Corey Dulak-Sigler said he doesn’t necessarily have a philosophy when it comes to athletic training.
Instead, George Mason University’s head strength and conditioning coordinator figures that “there’s a time and place for everything, and adjustments are the most important part.”
His study on the workload demands of Mason’s women’s lacrosse players falls squarely into that parameter.
“For me, in my realm of strength and conditioning, it helped validate what I was doing in the weight room to help the players keep those qualities that make them do well on the field, and make tweaks where I need to,” Dulak-Sigler said.
The study, titled “Analysis of Accumulated Workloads and Performance Testing Across a Collegiate Women’s Lacrosse Season,” was published in the Journal of Strength and Conditioning Research and is believed to be the first to focus solely on the training demands and in-season physical demands of Division I women’s lacrosse players, timely research given lacrosse's return to the Olympics in 2028.
Joining Dulak-Sigler as co-authors of the study are Margaret T. Jones, director of the Patriots Performance Lab; Andrew Jagim, director of sports medicine research at the Mayo Clinic Health System; Nicholas M. Kuhlman, a doctoral research fellow at the University of Connecticut; and Mason alumnus Jennifer B. Fields, PhD Kinesiology '20, an assistant professor of nutritional science at the University of Connecticut.
The study, conducted during the 2022 season, looked at the accumulated workload demands of players during games and practices to assess the most productive training for the athletes to meet the gameday workloads.
In a 16-week study, athletes were tracked on their total distance run, changes in direction, high speed distance, and heart rate.
This was done through Catapult load monitoring technology, a three-inch tall, one and a half-inch wide, half-inch thick device worn in a harness between the shoulder blades.
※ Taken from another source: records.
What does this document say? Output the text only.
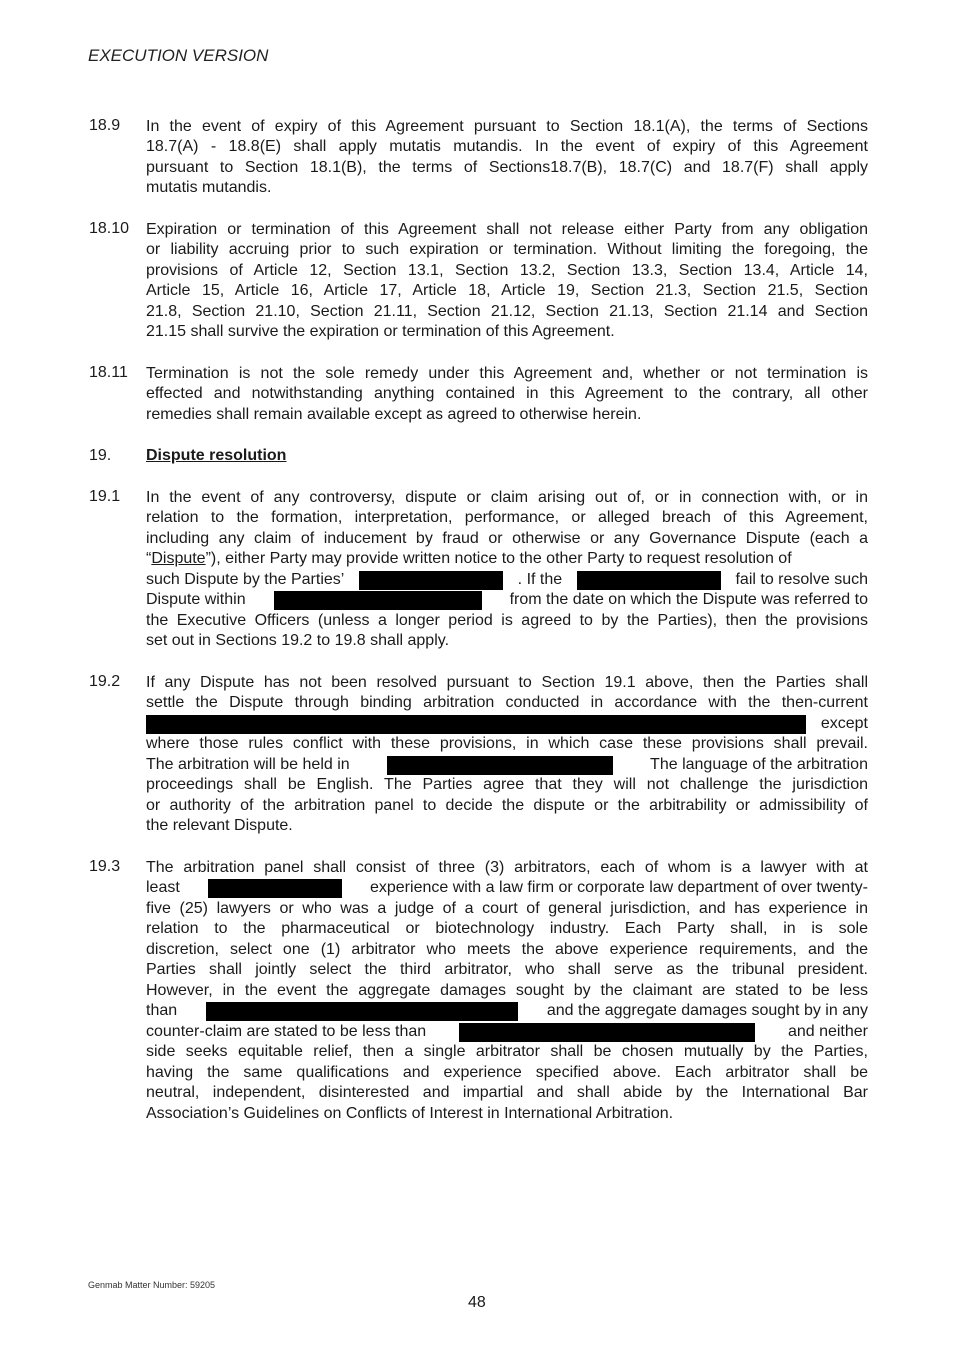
EXECUTION VERSION
18.9 In the event of expiry of this Agreement pursuant to Section 18.1(A), the terms of Sections
18.7(A) - 18.8(E) shall apply mutatis mutandis. In the event of expiry of this Agreement
pursuant to Section 18.1(B), the terms of Sections18.7(B), 18.7(C) and 18.7(F) shall apply
mutatis mutandis.
18.10 Expiration or termination of this Agreement shall not release either Party from any obligation
or liability accruing prior to such expiration or termination. Without limiting the foregoing, the
provisions of Article 12, Section 13.1, Section 13.2, Section 13.3, Section 13.4, Article 14,
Article 15, Article 16, Article 17, Article 18, Article 19, Section 21.3, Section 21.5, Section
21.8, Section 21.10, Section 21.11, Section 21.12, Section 21.13, Section 21.14 and Section
21.15 shall survive the expiration or termination of this Agreement.
18.11 Termination is not the sole remedy under this Agreement and, whether or not termination is
effected and notwithstanding anything contained in this Agreement to the contrary, all other
remedies shall remain available except as agreed to otherwise herein.
19. Dispute resolution
19.1 In the event of any controversy, dispute or claim arising out of, or in connection with, or in
relation to the formation, interpretation, performance, or alleged breach of this Agreement,
including any claim of inducement by fraud or otherwise or any Governance Dispute (each a
“Dispute”), either Party may provide written notice to the other Party to request resolution of
such Dispute by the Parties’	. If the	fail to resolve such
Dispute within	from the date on which the Dispute was referred to
the Executive Officers (unless a longer period is agreed to by the Parties), then the provisions
set out in Sections 19.2 to 19.8 shall apply.
19.2 If any Dispute has not been resolved pursuant to Section 19.1 above, then the Parties shall
settle the Dispute through binding arbitration conducted in accordance with the then-current
except
where those rules conflict with these provisions, in which case these provisions shall prevail.
The arbitration will be held in	The language of the arbitration
proceedings shall be English. The Parties agree that they will not challenge the jurisdiction
or authority of the arbitration panel to decide the dispute or the arbitrability or admissibility of
the relevant Dispute.
19.3 The arbitration panel shall consist of three (3) arbitrators, each of whom is a lawyer with at
least	experience with a law firm or corporate law department of over twenty-
five (25) lawyers or who was a judge of a court of general jurisdiction, and has experience in
relation to the pharmaceutical or biotechnology industry. Each Party shall, in is sole
discretion, select one (1) arbitrator who meets the above experience requirements, and the
Parties shall jointly select the third arbitrator, who shall serve as the tribunal president.
However, in the event the aggregate damages sought by the claimant are stated to be less
than	and the aggregate damages sought by in any
counter-claim are stated to be less than	and neither
side seeks equitable relief, then a single arbitrator shall be chosen mutually by the Parties,
having the same qualifications and experience specified above. Each arbitrator shall be
neutral, independent, disinterested and impartial and shall abide by the International Bar
Association’s Guidelines on Conflicts of Interest in International Arbitration.
Genmab Matter Number: 59205
48
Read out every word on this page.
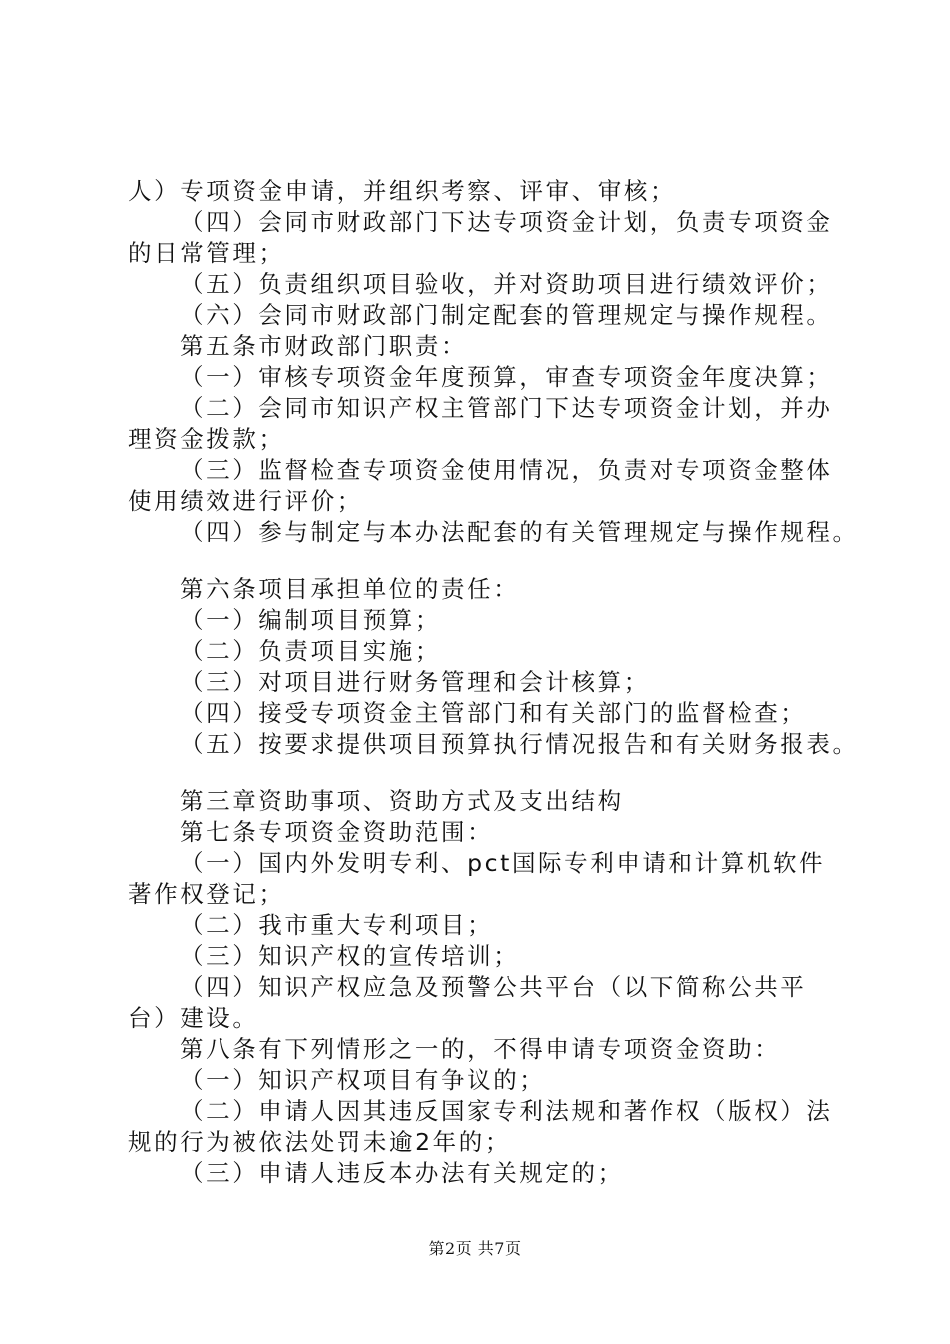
人）专项资金申请，并组织考察、评审、审核；
（四）会同市财政部门下达专项资金计划，负责专项资金
的日常管理；
（五）负责组织项目验收，并对资助项目进行绩效评价；
（六）会同市财政部门制定配套的管理规定与操作规程。
第五条市财政部门职责：
（一）审核专项资金年度预算，审查专项资金年度决算；
（二）会同市知识产权主管部门下达专项资金计划，并办
理资金拨款；
（三）监督检查专项资金使用情况，负责对专项资金整体
使用绩效进行评价；
（四）参与制定与本办法配套的有关管理规定与操作规程。
第六条项目承担单位的责任：
（一）编制项目预算；
（二）负责项目实施；
（三）对项目进行财务管理和会计核算；
（四）接受专项资金主管部门和有关部门的监督检查；
（五）按要求提供项目预算执行情况报告和有关财务报表。
第三章资助事项、资助方式及支出结构
第七条专项资金资助范围：
（一）国内外发明专利、pct国际专利申请和计算机软件
著作权登记；
（二）我市重大专利项目；
（三）知识产权的宣传培训；
（四）知识产权应急及预警公共平台（以下简称公共平
台）建设。
第八条有下列情形之一的，不得申请专项资金资助：
（一）知识产权项目有争议的；
（二）申请人因其违反国家专利法规和著作权（版权）法
规的行为被依法处罚未逾2年的；
（三）申请人违反本办法有关规定的；
第2页 共7页
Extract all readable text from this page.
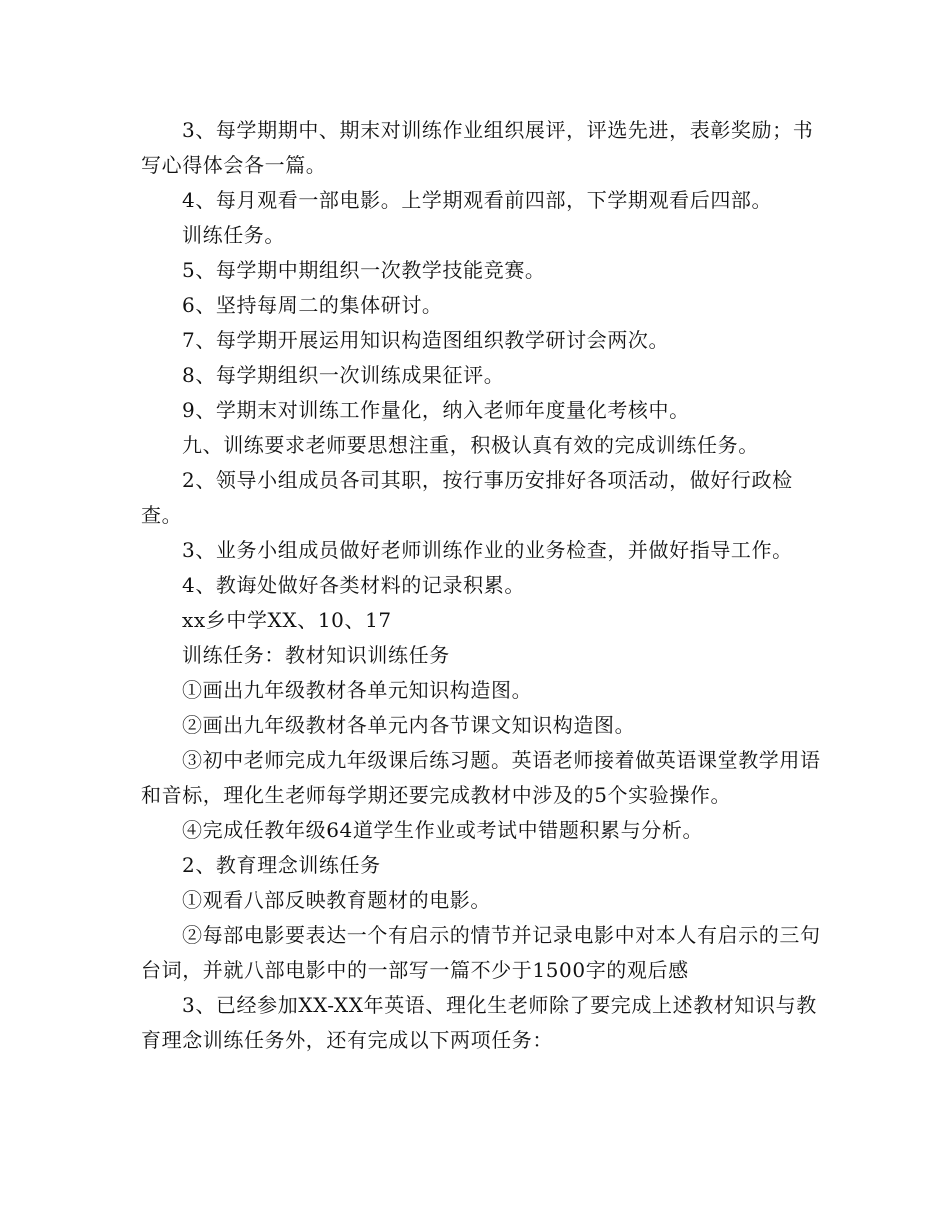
3、每学期期中、期末对训练作业组织展评，评选先进，表彰奖励；书写心得体会各一篇。

4、每月观看一部电影。上学期观看前四部，下学期观看后四部。

训练任务。

5、每学期中期组织一次教学技能竞赛。

6、坚持每周二的集体研讨。

7、每学期开展运用知识构造图组织教学研讨会两次。

8、每学期组织一次训练成果征评。

9、学期末对训练工作量化，纳入老师年度量化考核中。

九、训练要求老师要思想注重，积极认真有效的完成训练任务。

2、领导小组成员各司其职，按行事历安排好各项活动，做好行政检查。

3、业务小组成员做好老师训练作业的业务检查，并做好指导工作。

4、教诲处做好各类材料的记录积累。

xx乡中学XX、10、17

训练任务：教材知识训练任务

①画出九年级教材各单元知识构造图。

②画出九年级教材各单元内各节课文知识构造图。

③初中老师完成九年级课后练习题。英语老师接着做英语课堂教学用语和音标，理化生老师每学期还要完成教材中涉及的5个实验操作。

④完成任教年级64道学生作业或考试中错题积累与分析。

2、教育理念训练任务

①观看八部反映教育题材的电影。

②每部电影要表达一个有启示的情节并记录电影中对本人有启示的三句台词，并就八部电影中的一部写一篇不少于1500字的观后感

3、已经参加XX-XX年英语、理化生老师除了要完成上述教材知识与教育理念训练任务外，还有完成以下两项任务：
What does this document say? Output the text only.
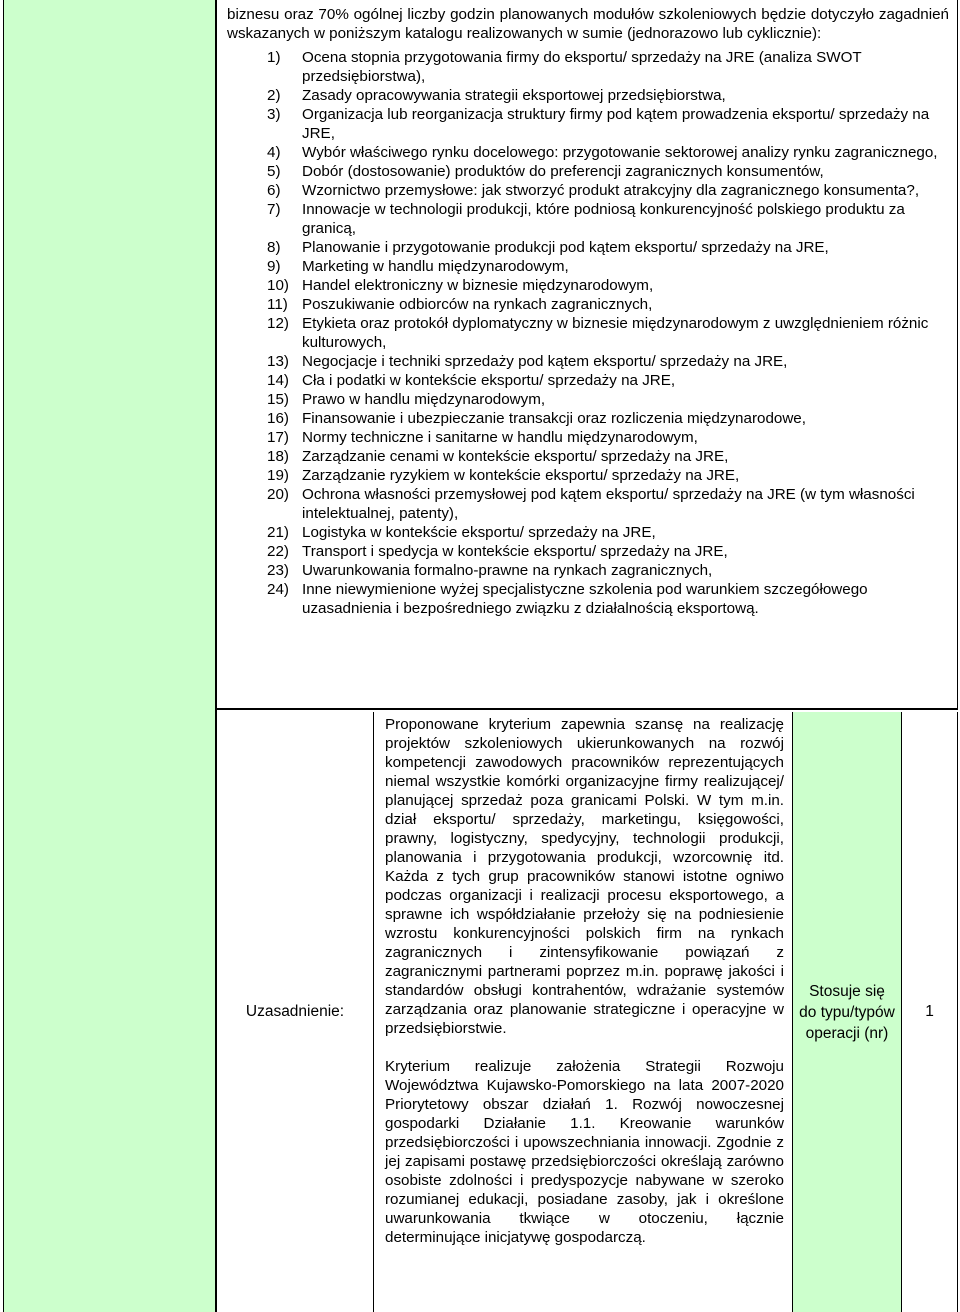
biznesu oraz 70% ogólnej liczby godzin planowanych modułów szkoleniowych będzie dotyczyło zagadnień wskazanych w poniższym katalogu realizowanych w sumie (jednorazowo lub cyklicznie):

1)	Ocena stopnia przygotowania firmy do eksportu/ sprzedaży na JRE (analiza SWOT przedsiębiorstwa),
2)	Zasady opracowywania strategii eksportowej przedsiębiorstwa,
3)	Organizacja lub reorganizacja struktury firmy pod kątem prowadzenia eksportu/ sprzedaży na JRE,
4)	Wybór właściwego rynku docelowego: przygotowanie sektorowej analizy rynku zagranicznego,
5)	Dobór (dostosowanie) produktów do preferencji zagranicznych konsumentów,
6)	Wzornictwo przemysłowe: jak stworzyć produkt atrakcyjny dla zagranicznego konsumenta?,
7)	Innowacje w technologii produkcji, które podniosą konkurencyjność polskiego produktu za granicą,
8)	Planowanie i przygotowanie produkcji pod kątem eksportu/ sprzedaży na JRE,
9)	Marketing w handlu międzynarodowym,
10) Handel elektroniczny w biznesie międzynarodowym,
11) Poszukiwanie odbiorców na rynkach zagranicznych,
12) Etykieta oraz protokół dyplomatyczny w biznesie międzynarodowym z uwzględnieniem różnic kulturowych,
13) Negocjacje i techniki sprzedaży pod kątem eksportu/ sprzedaży na JRE,
14) Cła i podatki w kontekście eksportu/ sprzedaży na JRE,
15) Prawo w handlu międzynarodowym,
16) Finansowanie i ubezpieczanie transakcji oraz rozliczenia międzynarodowe,
17) Normy techniczne i sanitarne w handlu międzynarodowym,
18) Zarządzanie cenami w kontekście eksportu/ sprzedaży na JRE,
19) Zarządzanie ryzykiem w kontekście eksportu/ sprzedaży na JRE,
20) Ochrona własności przemysłowej pod kątem eksportu/ sprzedaży na JRE (w tym własności intelektualnej, patenty),
21) Logistyka w kontekście eksportu/ sprzedaży na JRE,
22) Transport i spedycja w kontekście eksportu/ sprzedaży na JRE,
23) Uwarunkowania formalno-prawne na rynkach zagranicznych,
24) Inne niewymienione wyżej specjalistyczne szkolenia pod warunkiem szczegółowego uzasadnienia i bezpośredniego związku z działalnością eksportową.
Uzasadnienie:

Proponowane kryterium zapewnia szansę na realizację projektów szkoleniowych ukierunkowanych na rozwój kompetencji zawodowych pracowników reprezentujących niemal wszystkie komórki organizacyjne firmy realizującej/ planującej sprzedaż poza granicami Polski. W tym m.in. dział eksportu/ sprzedaży, marketingu, księgowości, prawny, logistyczny, spedycyjny, technologii produkcji, planowania i przygotowania produkcji, wzorcownię itd. Każda z tych grup pracowników stanowi istotne ogniwo podczas organizacji i realizacji procesu eksportowego, a sprawne ich współdziałanie przełoży się na podniesienie wzrostu konkurencyjności polskich firm na rynkach zagranicznych i zintensyfikowanie powiązań z zagranicznymi partnerami poprzez m.in. poprawę jakości i standardów obsługi kontrahentów, wdrażanie systemów zarządzania oraz planowanie strategiczne i operacyjne w przedsiębiorstwie.

Kryterium realizuje założenia Strategii Rozwoju Województwa Kujawsko-Pomorskiego na lata 2007-2020 Priorytetowy obszar działań 1. Rozwój nowoczesnej gospodarki Działanie 1.1. Kreowanie warunków przedsiębiorczości i upowszechniania innowacji. Zgodnie z jej zapisami postawę przedsiębiorczości określają zarówno osobiste zdolności i predyspozycje nabywane w szeroko rozumianej edukacji, posiadane zasoby, jak i określone uwarunkowania tkwiące w otoczeniu, łącznie determinujące inicjatywę gospodarczą.

Stosuje się do typu/typów operacji (nr)
1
It includes an accelerometer that monitors movements, a gyroscope that measures rotation, and a magnetometer that measures direction and orientation. A separate small device monitors heart rate.
The data is pinged to satellites and then to a central computer. A receiver can provide real-time data for use during games. But data from practices are generally accessed later through an app, where it was analyzed by Dulak-Sigler and Jones at the Patriots Performance Lab.
“We have a unique situation here at George Mason where the strength coach and scientists work together,” Jones said. “That’s not commonplace.”
That kind of collaboration is a hallmark of a Mason core value, which is to provide a positive and collaborative community that contributes to the well-being and success of every member.
But the information goes nowhere if coaches are not on board, Jones said.
Not an issue, Mason women’s lacrosse coach Kara Mupo said.
“Credit to Corey in that he has embraced this technology, and done a deep dive into it, more so than other people would, and he had an interest in working with us [the Patriots Performance Lab] to write this up,” Jones said. “So I don’t know if we didn’t have Corey if we would have been able to get this done.”
The lacrosse team is not the only Mason squad using Catapult. Women’s basketball and soccer and men’s basketball also use the system.
Faith Brown, the strength and conditioning coach for women’s basketball and volleyball, has also worked with Jones as lead author on several papers on load monitoring, with two more scheduled to be published.
Load monitoring and management will be key during basketball’s preseason, Brown said.
“That preseason period is meant to prepare the athletes for the demands of games, so we want to have practices where they experience higher loads than what they experience in games,” Brown said. “We want to make sure their bodies are comfortable and can withstand the stress.”
What did Dulak-Sigler find as he dug into the numbers? That the load training he used with the lacrosse team was appropriate for the loads the athletes faced during games.
“We looked at all the load monitoring of the in-season, and it ended up great,” he said. “No one got worse. Everybody stayed the same or better. It was more of a validation that we were doing things correctly.”
“Without Corey being a major resource, breaking down practice games and really educating me and my staff, we would have this amazing resource we wouldn’t be using to its full advantage,” Mupo said. “We say all the time, success is measured in the win column. But we can’t get the wins unless we’re healthy and safe. That’s the measurement we use.”